Strom und Gas Meldung

Strom und Gas sind teuer. Seit Jahren schon. Selbst Energie-Discounter sind nicht wirklich billig. Den Kunden bleibt ein einziges Pfund: die Wechselprämie. Damit werben Anbieter um neue Kunden. Wer sparen will, wechselt und kassiert die Prämie. test.de sagt, wie es funktioniert.

Wer nicht wechselt, zahlt drauf

Heute hier und morgen dort: Für Sparfüchse ist der regelmäßige Anbieterwechsel längst Pflicht. Bei Strom und Gas. Bis zu 120 Euro zahlen die Unternehmen für einen neuen Vertrag. Wer schlau ist, wechselt regelmäßig und holt sich das Geld. „Ich bleibe immer für ein Jahr und kassiere die Wechselprämie“, sagt Sparfuchs24 im Chat. „Dann schaue ich nach einem günstigen Angebot und wechsle erneut. Nach einem Jahr gibt es vom neuen Anbieter wieder eine Wechselprämie“. Vielen Menschen ist das zu viel Stress. Wenigstens einen günstigen Tarif sollte sich aber jeder Kunde gönnen: Wer nicht wechselt, zahlt meist drauf.

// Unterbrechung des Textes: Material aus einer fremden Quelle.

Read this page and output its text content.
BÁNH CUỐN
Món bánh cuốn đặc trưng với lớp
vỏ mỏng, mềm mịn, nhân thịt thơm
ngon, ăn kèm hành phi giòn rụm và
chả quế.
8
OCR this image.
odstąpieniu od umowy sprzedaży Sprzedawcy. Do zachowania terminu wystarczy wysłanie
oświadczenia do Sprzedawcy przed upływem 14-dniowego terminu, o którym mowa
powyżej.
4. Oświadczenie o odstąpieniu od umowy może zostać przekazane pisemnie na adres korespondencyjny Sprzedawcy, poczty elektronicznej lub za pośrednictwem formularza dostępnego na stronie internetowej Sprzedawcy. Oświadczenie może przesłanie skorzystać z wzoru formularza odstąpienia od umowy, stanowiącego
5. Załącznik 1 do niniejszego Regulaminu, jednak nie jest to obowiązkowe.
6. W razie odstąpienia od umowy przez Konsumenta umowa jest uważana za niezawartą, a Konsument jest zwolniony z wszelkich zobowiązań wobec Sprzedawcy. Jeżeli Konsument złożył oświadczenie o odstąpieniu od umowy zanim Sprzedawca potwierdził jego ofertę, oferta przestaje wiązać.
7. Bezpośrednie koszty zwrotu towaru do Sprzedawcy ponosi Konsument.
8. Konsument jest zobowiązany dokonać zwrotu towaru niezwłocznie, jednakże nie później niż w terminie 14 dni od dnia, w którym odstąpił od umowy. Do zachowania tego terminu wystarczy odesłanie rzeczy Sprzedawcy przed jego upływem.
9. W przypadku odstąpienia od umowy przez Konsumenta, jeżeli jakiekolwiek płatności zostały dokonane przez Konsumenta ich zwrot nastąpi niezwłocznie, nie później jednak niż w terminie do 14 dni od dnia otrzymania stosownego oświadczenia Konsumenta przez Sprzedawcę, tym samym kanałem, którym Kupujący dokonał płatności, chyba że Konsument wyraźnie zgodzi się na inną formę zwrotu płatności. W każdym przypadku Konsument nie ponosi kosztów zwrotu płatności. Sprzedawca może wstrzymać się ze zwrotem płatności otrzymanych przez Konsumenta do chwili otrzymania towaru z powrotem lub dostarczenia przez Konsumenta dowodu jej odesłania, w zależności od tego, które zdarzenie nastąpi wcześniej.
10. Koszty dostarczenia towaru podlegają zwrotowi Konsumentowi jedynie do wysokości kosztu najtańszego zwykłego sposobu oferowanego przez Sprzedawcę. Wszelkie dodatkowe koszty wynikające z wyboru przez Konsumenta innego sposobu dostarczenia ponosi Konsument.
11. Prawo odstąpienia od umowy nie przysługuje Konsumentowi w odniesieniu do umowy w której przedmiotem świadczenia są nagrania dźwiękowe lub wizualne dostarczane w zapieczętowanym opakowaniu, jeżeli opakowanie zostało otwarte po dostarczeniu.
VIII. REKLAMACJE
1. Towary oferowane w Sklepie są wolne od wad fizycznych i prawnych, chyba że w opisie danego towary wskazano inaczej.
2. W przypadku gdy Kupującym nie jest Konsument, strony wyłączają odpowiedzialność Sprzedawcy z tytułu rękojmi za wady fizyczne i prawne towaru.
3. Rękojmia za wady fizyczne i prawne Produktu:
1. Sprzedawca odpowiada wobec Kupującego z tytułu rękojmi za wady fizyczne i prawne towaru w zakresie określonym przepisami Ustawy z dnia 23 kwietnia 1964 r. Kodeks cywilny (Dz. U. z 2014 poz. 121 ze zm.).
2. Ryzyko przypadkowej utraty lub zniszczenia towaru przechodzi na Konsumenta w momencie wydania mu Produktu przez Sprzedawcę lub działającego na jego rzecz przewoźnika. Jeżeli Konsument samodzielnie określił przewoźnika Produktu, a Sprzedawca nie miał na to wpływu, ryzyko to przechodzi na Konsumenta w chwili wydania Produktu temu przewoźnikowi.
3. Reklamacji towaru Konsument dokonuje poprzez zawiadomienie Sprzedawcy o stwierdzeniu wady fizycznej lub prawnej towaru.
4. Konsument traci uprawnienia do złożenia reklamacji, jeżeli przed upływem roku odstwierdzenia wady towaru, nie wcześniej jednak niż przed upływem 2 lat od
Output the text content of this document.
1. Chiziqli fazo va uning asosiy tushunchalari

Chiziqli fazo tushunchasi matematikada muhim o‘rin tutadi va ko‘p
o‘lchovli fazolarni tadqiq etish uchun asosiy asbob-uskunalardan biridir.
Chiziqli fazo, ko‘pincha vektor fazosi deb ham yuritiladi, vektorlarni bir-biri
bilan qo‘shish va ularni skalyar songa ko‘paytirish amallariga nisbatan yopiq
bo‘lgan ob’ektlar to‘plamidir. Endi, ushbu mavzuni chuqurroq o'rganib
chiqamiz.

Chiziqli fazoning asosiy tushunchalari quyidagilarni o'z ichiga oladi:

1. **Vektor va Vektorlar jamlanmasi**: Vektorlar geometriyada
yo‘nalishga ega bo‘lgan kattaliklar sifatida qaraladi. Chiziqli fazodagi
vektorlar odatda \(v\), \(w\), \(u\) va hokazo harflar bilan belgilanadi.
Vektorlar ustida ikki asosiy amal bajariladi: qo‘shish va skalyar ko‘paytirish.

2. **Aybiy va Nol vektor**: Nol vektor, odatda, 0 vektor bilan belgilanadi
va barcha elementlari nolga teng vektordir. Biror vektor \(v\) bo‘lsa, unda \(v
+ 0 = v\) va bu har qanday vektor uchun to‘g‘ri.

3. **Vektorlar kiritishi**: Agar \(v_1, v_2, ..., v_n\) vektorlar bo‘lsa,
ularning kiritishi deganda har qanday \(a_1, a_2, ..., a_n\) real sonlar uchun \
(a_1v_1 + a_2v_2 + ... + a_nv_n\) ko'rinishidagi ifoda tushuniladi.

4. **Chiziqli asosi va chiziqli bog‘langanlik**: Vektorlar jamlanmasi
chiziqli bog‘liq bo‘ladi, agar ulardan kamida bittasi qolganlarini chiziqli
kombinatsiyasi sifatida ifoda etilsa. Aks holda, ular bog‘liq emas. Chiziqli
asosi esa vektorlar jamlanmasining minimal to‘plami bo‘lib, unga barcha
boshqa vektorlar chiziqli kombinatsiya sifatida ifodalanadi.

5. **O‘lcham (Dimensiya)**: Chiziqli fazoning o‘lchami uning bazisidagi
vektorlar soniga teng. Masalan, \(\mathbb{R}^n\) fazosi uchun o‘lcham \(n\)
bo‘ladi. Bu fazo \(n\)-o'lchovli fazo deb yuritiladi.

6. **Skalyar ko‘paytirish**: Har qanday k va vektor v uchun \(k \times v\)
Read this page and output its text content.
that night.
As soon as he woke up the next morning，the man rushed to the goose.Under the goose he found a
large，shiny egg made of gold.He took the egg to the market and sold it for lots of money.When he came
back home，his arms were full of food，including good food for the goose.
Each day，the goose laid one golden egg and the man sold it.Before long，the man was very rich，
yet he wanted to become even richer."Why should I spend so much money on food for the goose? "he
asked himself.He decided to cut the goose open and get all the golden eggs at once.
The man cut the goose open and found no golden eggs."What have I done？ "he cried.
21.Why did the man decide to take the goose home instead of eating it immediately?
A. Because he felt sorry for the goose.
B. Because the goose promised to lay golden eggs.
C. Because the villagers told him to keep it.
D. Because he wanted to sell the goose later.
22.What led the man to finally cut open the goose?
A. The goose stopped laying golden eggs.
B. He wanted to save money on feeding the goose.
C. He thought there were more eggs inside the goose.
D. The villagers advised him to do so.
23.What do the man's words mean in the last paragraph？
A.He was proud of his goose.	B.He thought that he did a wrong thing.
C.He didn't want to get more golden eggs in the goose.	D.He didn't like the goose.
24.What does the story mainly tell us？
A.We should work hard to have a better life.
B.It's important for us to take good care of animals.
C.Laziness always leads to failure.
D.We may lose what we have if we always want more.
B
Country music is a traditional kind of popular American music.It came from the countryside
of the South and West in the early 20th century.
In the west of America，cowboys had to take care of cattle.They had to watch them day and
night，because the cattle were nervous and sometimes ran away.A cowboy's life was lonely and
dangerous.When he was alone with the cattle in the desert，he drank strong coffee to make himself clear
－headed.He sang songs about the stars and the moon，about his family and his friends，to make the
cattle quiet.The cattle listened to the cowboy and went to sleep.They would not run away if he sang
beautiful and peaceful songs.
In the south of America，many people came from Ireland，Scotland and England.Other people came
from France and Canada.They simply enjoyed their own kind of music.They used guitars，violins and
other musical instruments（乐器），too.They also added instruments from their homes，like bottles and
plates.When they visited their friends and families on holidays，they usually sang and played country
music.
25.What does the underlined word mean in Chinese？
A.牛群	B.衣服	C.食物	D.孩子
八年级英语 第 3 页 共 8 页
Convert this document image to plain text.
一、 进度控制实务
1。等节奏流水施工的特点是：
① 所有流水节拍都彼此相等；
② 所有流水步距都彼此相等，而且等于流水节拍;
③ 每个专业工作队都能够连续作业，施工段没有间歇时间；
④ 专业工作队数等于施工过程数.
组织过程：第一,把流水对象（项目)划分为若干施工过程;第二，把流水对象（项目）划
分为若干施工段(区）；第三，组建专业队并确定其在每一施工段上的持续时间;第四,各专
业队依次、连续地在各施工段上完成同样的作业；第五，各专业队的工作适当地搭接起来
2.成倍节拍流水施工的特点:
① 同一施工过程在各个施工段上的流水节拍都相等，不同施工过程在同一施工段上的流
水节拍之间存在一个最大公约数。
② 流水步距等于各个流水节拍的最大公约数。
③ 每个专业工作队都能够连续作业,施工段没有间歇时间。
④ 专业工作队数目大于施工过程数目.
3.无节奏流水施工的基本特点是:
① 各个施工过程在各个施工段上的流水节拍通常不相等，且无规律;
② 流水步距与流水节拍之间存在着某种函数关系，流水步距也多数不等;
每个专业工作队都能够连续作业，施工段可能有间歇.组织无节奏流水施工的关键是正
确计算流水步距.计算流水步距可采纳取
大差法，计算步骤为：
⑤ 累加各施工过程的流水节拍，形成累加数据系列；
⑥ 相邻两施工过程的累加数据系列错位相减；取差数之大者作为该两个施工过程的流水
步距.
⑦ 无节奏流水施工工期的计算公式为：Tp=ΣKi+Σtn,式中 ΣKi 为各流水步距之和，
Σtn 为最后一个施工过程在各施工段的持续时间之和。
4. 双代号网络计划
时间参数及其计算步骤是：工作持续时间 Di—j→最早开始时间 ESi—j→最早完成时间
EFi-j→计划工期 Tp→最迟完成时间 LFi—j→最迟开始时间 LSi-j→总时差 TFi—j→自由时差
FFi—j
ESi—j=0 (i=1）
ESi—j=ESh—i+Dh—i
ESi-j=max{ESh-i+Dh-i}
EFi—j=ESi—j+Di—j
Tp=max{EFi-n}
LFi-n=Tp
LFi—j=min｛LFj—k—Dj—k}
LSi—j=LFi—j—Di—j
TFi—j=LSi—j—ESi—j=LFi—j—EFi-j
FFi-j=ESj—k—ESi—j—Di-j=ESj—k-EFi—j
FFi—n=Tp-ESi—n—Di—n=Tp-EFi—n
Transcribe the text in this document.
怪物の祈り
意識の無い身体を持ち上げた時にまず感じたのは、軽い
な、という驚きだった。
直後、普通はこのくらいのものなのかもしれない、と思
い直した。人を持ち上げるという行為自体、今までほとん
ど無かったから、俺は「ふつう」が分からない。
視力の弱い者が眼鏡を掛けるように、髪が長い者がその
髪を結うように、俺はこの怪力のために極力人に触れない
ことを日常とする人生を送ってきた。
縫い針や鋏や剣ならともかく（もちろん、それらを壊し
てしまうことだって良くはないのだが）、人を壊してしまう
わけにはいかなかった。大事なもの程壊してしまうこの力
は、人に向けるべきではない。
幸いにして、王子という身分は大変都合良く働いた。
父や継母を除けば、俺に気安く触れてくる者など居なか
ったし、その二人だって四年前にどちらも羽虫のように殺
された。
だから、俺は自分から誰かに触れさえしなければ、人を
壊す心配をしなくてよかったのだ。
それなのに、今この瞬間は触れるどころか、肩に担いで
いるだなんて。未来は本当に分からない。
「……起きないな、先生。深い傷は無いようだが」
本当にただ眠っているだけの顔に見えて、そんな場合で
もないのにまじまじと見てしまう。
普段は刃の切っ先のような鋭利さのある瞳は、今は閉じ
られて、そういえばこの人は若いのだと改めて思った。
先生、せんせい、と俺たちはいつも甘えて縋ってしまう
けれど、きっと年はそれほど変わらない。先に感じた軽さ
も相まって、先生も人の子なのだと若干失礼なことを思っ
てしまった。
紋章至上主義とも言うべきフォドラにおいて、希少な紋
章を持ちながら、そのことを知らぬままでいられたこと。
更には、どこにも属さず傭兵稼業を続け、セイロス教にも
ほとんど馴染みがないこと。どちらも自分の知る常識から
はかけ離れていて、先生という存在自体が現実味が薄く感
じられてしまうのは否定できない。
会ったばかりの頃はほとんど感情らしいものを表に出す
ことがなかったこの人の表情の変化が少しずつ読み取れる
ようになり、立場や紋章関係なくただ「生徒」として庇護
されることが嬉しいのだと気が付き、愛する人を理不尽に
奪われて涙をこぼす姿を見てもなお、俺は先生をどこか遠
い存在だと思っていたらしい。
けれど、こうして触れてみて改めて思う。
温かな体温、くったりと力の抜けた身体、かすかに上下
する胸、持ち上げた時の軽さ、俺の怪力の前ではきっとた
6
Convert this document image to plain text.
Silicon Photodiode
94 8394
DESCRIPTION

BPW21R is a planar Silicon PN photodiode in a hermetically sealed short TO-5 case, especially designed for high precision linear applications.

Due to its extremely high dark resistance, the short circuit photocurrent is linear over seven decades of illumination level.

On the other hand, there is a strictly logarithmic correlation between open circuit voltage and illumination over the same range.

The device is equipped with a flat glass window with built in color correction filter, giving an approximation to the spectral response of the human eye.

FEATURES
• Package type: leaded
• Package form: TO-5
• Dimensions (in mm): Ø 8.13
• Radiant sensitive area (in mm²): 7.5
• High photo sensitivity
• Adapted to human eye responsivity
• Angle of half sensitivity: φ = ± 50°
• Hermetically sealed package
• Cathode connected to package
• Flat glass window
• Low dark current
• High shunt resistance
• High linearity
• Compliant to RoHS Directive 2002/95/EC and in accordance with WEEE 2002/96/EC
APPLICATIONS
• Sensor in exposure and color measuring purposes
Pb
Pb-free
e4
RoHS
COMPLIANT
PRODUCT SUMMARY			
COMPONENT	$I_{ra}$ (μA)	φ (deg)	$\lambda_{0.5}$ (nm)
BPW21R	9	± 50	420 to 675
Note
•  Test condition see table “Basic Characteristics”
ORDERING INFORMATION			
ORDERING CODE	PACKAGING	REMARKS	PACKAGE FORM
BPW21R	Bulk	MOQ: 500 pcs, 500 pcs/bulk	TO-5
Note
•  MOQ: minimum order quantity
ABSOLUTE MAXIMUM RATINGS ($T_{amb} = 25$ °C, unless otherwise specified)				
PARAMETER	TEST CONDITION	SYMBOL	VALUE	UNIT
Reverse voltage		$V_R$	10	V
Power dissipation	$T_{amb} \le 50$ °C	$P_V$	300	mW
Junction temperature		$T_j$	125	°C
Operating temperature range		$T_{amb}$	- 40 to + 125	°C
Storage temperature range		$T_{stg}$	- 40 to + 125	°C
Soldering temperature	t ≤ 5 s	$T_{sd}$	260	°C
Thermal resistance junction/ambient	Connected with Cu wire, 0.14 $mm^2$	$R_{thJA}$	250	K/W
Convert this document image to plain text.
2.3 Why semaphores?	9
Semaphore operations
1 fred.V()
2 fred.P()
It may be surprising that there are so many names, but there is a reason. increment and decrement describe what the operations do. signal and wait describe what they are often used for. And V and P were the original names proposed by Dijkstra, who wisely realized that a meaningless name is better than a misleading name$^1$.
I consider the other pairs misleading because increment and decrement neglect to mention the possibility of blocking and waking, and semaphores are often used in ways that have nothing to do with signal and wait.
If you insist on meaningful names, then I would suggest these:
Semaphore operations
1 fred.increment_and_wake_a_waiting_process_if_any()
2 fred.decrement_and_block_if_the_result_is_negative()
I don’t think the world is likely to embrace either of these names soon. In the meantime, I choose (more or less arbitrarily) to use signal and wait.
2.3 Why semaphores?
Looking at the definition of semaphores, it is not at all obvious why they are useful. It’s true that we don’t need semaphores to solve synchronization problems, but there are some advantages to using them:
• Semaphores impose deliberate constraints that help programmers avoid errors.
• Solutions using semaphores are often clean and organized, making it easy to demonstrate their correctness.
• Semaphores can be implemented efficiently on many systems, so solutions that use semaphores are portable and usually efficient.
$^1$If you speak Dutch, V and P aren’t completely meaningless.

Energiediscounter billiger

Gas und Strom sind teuer. Es gibt viele Anbieter, aber wenig Konkurrenz. Vier große Konzerne dominieren das Geschäft: E.ON, RWE, EnBW und Vattenfall. Sie diktieren die Preise. Energiediscounter wie Eprimo, Entega oder Nuon bieten Gas und Strom etwas billiger an. Dazu kommen Ökostromanbieter, Stadtwerke und viele kleine und große Zwischenhändler. Groß sind die Unterschiede aber nicht. Wer sparen will, muss zunächst die Angebote vergleichen: Kein Anbieter ist immer und überall günstig. Es gilt, den passenden Tarif zu finden.

Der passende Tarif

Beim Strom zählen Grundpreis und der Preis für den Strom. Singles und Paare, die nicht viel Strom verbrauchen, wählen einen Tarif mit niedrigem Grundpreis pro Monat. Für Familien und Großverbraucher zählt dagegen der Preis für den Strom. Der wird in Cent pro Kilowattstunde berechnet. Je niedriger der Strompreis desto besser. Beide Preise: Grundpreis und Strompreis variieren von Region zu Region. Den billigsten Anbieter finden Kunden im Internet. Mit einem Stromtarifrechner.

Tarifrechner auch für Gas

Stromtarifrechner liefern heute auch Daten für Gas. Auch beim Gas gibt es einen Grundpreis und einen Gaspreis. Wieder gilt: Singles und Paare, die das Gas nur zum Kochen brauchen und nicht viel verbrauchen, wählen einen Tarif mit niedrigem Grundpreis pro Monat. Wer mit Gas heizt und viel verbraucht, schaut dagegen auf den Preis für das Gas. Der wird wieder in Cent pro Kilowattstunde berechnet. Beide Preise: Grundpreis und Gaspreis variieren von Region zu Region. Den billigsten Anbieter finden Kunden im Internet. Mit einem Gastarifrechner.
(Die Stromtarifrechner im Test bieten auch Gastarife an)

Bonus bringt den Gewinn

Attraktiv wird der Wechsel bei Gas und Strom vor allem durch die Wechselprämie. Die Anbieter zahlen neuen Kunden bis zu 120 Euro. Die Prämie gibt es in der Regel nach einem Jahr. Sparfüchse warten diese Zeit ab und wechseln dann erneut. So können sie die allgemein hohen Energiepreise etwas drücken.

Werbeprämie bringt neues Extra

Viele Kunden scheuen den Wechsel. Aus Angst, aus Trägheit oder weil Informationen fehlen. Die Anbieter setzen deshalb auch auf Familienbande. Wer Freunde und Angehörige als neue Kunden gewinnt, bekommt bei vielen Anbietern eine Werbeprämie. Nutzen Sie diese Extra-Prämien. Werben Sie Freunde und Familienangehörige aber nur, wenn Sie persönlich zufrieden sind. Überreden sie niemanden: Das bringt im Zweifelsfall böses Blut.